A Justiça determinou o afastamento de servidores, o bloqueio de até R$ 2,9 milhões em bens e a quebra de sigilo fiscal durante a segunda fase da Operação Gomorra, que investiga um esquema de fraudes em licitações na prefeitura de Campo Verde, em Mato Grosso.
O Ministério Público Estadual (MPE) deflagrou nesta quarta-feira (2) a segunda fase da Operação Gomorra, que investiga um suposto esquema de fraudes em licitações e contratos administrativos na Prefeitura de Campo Verde, a 134 quilômetros de Cuiabá.
No total, dez pessoas físicas, entre elas quatro servidores públicos, e oito empresas são investigadas pelo Núcleo de Ações de Competência Originária Criminal (Naco Criminal).
- A operação foi chamada de Gomorra, em referência à cidade bíblica conhecida por sua destruição.
- O prefeito de Campo Verde, Alexandre Lopes de Oliveira, é um dos principais alvos da investigação.
- A Justiça autorizou o bloqueio de até R$ 2,9 milhões em bens dos investigados.
- Durante as buscas, a polícia apreendeu R$ 17 mil em dinheiro vivo na casa de um suspeito.
- As empresas investigadas são todas sediadas em Cuiabá, capital de Mato Grosso.
Entre os principais alvos da operação estão o prefeito de Campo Verde, Alexandre Lopes de Oliveira (União Brasil), e o secretário municipal de Obras, Rubens Anunciação Júnior, que foi afastado cautelarmente do cargo por determinação da Justiça.
Também foram afastados os servidores Almir da Silva Limas, Carlos Roberto Pimenta e Olivete Gardim.
Além dos agentes públicos, são investigados os empresários Viviane Beloto Ribeiro, Vinicius Beloto, André Luiz Ribeiro, Adilson Mendes e Eneildo Fernandes de Alcantara.
As empresas alvo da investigação são Paulo Andreis e Cia Ltda, VB Serviços Automotivos Ltda, Art Car Veículos, Indianápolis Locadora, V2A Locação, Interlagos Locadora, V. Car Veículos e União Center Car Comércio Ltda, todas sediadas em Cuiabá.
Bloqueio milionário
Por decisão judicial, o secretário Rubens Anunciação Júnior, os empresários investigados e as empresas tiveram bens e ativos financeiros bloqueados em até R$ 2,9 milhões.

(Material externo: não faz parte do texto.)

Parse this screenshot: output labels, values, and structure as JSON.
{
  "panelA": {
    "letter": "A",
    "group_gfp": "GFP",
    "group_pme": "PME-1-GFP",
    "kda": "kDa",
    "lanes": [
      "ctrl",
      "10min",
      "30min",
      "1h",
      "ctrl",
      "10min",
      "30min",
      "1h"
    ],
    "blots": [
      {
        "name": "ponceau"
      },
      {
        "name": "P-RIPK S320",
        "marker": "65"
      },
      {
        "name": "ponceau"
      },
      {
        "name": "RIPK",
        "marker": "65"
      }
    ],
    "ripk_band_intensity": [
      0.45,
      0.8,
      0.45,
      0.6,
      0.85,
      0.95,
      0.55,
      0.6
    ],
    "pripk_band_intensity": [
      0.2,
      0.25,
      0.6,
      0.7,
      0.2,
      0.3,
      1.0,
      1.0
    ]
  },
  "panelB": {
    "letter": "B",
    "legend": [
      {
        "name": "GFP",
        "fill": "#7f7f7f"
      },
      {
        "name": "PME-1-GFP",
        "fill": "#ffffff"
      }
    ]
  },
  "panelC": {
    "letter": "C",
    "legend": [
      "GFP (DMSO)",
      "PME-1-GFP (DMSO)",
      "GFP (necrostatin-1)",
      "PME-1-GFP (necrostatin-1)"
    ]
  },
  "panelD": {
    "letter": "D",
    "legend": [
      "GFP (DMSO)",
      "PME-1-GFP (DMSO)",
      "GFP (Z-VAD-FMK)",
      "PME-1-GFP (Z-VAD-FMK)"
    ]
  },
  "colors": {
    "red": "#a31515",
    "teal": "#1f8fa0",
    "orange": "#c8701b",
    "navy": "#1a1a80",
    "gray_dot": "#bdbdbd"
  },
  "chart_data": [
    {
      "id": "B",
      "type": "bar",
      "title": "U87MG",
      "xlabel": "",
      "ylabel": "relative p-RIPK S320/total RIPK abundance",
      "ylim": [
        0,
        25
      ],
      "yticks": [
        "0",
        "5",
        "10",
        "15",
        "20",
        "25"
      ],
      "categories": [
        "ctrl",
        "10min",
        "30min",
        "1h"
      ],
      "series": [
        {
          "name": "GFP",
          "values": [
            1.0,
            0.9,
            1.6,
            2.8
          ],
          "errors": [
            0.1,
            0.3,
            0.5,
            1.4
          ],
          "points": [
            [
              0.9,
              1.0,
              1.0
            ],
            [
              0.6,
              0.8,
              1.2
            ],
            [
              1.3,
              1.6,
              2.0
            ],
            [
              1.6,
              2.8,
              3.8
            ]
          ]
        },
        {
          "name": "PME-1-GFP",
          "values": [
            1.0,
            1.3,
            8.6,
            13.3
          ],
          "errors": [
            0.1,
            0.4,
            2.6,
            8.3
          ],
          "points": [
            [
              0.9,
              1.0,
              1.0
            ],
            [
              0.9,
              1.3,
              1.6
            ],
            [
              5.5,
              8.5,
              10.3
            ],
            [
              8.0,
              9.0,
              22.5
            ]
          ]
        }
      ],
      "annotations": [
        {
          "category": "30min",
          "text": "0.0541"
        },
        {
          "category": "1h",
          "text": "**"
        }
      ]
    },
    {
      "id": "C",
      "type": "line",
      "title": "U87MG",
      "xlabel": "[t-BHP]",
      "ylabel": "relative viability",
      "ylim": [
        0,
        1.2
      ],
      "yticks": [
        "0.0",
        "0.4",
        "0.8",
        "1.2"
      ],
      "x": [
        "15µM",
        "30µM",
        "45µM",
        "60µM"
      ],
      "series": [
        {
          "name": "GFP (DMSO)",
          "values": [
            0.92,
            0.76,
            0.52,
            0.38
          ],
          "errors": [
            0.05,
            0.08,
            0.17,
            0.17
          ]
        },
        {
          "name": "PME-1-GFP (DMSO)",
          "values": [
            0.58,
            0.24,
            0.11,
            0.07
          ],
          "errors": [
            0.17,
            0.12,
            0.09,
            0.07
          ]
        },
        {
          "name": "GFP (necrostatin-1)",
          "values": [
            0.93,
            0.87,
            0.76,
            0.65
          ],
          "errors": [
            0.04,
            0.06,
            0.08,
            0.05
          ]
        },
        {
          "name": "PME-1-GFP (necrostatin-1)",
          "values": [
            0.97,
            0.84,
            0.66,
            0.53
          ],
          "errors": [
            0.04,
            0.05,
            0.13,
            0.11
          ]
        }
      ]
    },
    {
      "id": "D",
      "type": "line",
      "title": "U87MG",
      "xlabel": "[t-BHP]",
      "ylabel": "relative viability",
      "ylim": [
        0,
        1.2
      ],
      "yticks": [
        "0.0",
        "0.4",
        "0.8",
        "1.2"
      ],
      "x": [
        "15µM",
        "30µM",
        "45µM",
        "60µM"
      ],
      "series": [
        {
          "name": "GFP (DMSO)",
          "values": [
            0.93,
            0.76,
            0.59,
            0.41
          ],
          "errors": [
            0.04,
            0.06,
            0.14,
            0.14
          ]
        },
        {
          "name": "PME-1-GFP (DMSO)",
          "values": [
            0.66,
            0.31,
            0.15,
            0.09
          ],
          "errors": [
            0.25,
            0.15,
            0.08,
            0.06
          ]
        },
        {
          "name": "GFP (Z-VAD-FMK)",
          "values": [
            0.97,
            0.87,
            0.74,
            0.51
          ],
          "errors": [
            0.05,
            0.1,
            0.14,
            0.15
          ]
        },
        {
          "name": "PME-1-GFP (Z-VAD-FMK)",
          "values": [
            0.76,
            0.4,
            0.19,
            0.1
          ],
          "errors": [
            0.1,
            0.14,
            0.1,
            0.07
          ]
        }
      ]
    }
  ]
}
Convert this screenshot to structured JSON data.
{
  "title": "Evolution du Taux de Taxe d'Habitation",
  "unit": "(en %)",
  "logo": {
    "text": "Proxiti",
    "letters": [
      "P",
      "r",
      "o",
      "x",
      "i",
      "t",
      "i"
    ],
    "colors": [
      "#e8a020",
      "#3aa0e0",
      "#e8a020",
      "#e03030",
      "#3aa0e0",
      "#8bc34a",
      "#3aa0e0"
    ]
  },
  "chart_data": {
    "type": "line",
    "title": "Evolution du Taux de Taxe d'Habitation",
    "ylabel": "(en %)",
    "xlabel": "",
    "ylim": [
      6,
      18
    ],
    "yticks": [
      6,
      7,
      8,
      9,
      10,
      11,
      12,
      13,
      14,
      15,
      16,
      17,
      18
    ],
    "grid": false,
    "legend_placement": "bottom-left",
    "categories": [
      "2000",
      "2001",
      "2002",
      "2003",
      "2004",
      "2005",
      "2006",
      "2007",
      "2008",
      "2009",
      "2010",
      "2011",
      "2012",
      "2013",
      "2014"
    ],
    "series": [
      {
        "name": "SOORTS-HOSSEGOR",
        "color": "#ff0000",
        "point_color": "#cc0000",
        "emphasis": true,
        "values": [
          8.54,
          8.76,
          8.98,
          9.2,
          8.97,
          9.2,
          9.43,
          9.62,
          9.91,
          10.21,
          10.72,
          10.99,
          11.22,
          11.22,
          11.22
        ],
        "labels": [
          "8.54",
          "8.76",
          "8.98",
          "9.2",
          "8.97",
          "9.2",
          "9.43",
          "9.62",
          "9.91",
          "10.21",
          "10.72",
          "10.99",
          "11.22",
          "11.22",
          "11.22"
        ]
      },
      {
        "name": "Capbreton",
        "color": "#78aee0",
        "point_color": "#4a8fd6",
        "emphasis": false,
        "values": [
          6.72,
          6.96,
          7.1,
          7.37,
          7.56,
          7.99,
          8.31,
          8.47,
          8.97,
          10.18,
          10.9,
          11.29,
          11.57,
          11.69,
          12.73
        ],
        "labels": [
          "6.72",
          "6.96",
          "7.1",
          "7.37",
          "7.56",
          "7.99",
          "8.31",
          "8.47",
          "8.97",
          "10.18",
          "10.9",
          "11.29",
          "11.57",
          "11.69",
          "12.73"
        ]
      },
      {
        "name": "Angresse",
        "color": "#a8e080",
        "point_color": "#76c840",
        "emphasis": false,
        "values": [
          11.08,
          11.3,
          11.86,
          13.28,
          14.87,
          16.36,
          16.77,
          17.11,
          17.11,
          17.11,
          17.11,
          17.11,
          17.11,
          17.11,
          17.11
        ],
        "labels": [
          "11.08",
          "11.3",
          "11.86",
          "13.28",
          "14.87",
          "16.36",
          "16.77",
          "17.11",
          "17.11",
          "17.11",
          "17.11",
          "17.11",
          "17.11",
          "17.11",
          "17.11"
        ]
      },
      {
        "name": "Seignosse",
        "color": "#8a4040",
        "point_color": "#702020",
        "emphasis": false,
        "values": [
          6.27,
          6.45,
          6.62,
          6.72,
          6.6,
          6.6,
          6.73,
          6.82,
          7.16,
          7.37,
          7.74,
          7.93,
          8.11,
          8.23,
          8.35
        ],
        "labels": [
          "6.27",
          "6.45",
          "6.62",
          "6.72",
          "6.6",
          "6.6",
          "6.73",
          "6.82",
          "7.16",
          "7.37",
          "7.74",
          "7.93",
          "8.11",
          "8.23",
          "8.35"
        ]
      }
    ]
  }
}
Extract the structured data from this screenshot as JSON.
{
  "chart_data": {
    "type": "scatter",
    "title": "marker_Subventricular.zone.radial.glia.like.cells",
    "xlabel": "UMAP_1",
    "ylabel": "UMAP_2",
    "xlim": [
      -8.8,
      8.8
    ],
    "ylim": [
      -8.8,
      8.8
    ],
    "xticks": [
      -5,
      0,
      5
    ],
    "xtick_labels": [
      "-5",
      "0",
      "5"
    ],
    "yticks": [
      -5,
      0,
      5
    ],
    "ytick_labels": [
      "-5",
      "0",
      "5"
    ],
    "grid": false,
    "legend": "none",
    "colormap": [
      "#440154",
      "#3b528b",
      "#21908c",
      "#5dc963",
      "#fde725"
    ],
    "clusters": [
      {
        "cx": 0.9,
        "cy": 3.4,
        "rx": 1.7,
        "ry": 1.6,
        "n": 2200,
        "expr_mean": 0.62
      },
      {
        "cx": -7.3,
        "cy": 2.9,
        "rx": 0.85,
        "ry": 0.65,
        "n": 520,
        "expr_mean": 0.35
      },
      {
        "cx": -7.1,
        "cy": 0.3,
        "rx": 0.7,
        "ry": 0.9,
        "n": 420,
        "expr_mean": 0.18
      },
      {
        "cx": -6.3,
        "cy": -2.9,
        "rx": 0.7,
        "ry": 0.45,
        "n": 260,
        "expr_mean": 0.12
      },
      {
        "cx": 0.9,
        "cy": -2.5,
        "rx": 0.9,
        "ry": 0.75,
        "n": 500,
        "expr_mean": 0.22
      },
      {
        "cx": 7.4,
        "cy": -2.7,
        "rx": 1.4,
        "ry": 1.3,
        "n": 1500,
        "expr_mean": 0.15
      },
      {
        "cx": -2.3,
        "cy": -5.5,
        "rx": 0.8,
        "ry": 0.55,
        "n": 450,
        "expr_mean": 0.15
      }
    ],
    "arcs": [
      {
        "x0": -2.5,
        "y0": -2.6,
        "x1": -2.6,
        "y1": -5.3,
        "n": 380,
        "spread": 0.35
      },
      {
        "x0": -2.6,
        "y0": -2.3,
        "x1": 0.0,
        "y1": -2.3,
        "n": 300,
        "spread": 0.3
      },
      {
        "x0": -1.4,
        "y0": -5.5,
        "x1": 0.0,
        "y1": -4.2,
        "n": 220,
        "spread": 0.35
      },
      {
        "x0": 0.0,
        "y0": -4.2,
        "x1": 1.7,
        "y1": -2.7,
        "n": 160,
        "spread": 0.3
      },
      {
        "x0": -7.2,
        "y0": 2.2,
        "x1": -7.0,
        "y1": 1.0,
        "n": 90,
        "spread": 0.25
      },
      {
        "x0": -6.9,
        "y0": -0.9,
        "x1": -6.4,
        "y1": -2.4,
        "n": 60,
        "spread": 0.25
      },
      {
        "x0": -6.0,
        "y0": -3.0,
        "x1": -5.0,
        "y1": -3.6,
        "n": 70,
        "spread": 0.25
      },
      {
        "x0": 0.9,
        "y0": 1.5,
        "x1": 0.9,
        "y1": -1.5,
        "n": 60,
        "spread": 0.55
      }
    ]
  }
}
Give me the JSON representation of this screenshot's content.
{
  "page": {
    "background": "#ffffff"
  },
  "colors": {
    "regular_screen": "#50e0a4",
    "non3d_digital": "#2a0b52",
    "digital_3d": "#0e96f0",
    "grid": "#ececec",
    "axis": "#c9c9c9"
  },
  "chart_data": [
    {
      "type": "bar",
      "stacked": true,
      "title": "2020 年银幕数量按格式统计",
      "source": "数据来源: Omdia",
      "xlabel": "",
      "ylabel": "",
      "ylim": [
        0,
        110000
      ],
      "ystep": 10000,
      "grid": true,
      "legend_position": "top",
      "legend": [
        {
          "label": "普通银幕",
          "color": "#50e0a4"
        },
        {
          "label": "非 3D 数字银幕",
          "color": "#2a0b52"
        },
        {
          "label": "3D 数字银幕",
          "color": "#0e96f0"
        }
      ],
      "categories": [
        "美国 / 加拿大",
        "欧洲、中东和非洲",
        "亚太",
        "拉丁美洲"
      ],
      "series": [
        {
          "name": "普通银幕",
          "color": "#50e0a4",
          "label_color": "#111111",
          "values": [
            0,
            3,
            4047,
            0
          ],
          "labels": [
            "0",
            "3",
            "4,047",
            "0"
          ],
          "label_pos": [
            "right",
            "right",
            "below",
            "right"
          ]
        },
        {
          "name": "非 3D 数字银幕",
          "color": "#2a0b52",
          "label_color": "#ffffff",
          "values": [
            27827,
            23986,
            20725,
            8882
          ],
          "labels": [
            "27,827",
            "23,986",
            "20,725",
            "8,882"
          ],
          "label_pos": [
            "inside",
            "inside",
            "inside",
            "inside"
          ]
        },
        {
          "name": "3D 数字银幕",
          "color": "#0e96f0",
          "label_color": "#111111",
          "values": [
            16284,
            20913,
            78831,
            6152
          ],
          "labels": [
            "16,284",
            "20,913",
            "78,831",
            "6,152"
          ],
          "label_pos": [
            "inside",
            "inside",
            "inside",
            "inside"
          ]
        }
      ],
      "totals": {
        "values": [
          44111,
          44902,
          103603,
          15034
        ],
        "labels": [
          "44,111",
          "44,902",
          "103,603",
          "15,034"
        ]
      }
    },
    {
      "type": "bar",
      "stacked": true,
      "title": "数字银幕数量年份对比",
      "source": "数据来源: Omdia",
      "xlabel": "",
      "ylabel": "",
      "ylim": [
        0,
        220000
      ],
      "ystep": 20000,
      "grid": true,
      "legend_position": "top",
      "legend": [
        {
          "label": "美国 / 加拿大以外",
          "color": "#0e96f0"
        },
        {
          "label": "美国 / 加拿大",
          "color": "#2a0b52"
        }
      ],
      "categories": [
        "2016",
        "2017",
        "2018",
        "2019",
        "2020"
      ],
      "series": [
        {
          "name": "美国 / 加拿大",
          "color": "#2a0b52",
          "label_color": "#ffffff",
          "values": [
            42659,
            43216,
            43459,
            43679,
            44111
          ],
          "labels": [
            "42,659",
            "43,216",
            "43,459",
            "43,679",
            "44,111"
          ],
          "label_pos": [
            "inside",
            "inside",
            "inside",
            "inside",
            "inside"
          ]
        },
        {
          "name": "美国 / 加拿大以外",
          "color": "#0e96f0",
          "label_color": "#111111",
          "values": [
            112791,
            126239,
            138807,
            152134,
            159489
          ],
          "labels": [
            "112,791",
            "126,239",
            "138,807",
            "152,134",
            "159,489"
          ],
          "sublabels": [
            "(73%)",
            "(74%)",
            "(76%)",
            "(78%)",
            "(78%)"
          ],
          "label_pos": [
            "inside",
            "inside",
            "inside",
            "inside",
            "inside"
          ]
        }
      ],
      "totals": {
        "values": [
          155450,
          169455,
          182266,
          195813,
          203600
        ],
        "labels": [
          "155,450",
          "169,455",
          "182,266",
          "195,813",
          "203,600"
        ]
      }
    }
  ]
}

Segundo o Ministério Público, a medida busca assegurar eventual ressarcimento aos cofres públicos e impedir a movimentação de recursos que possam estar relacionados às supostas irregularidades.
A Justiça também autorizou a quebra do sigilo fiscal da empresa Paulo Andreis e Cia Ltda, permitindo o acesso às notas fiscais emitidas entre janeiro e agosto de 2024.
Dinheiro apreendido
Durante o cumprimento dos mandados, os investigadores apreenderam R$ 17 mil em espécie na residência de um dos investigados. O valor será analisado no decorrer das investigações.
Operação cumpriu 26 ordens judiciais
Nesta segunda fase da Operação Gomorra foram cumpridas 26 ordens judiciais, sendo:
- Oito mandados de busca e apreensão;
- Quatro afastamentos cautelares de servidores públicos;
- Uma quebra de sigilo fiscal;
- Treze determinações de indisponibilidade de bens e bloqueio de ativos financeiros.
De acordo com o Naco Criminal, as diligências têm como objetivo aprofundar as investigações sobre possíveis irregularidades em processos licitatórios e na execução de contratos firmados pela administração municipal.
Até o momento, os investigados não se manifestaram sobre as acusações. O espaço permanece aberto para posicionamentos.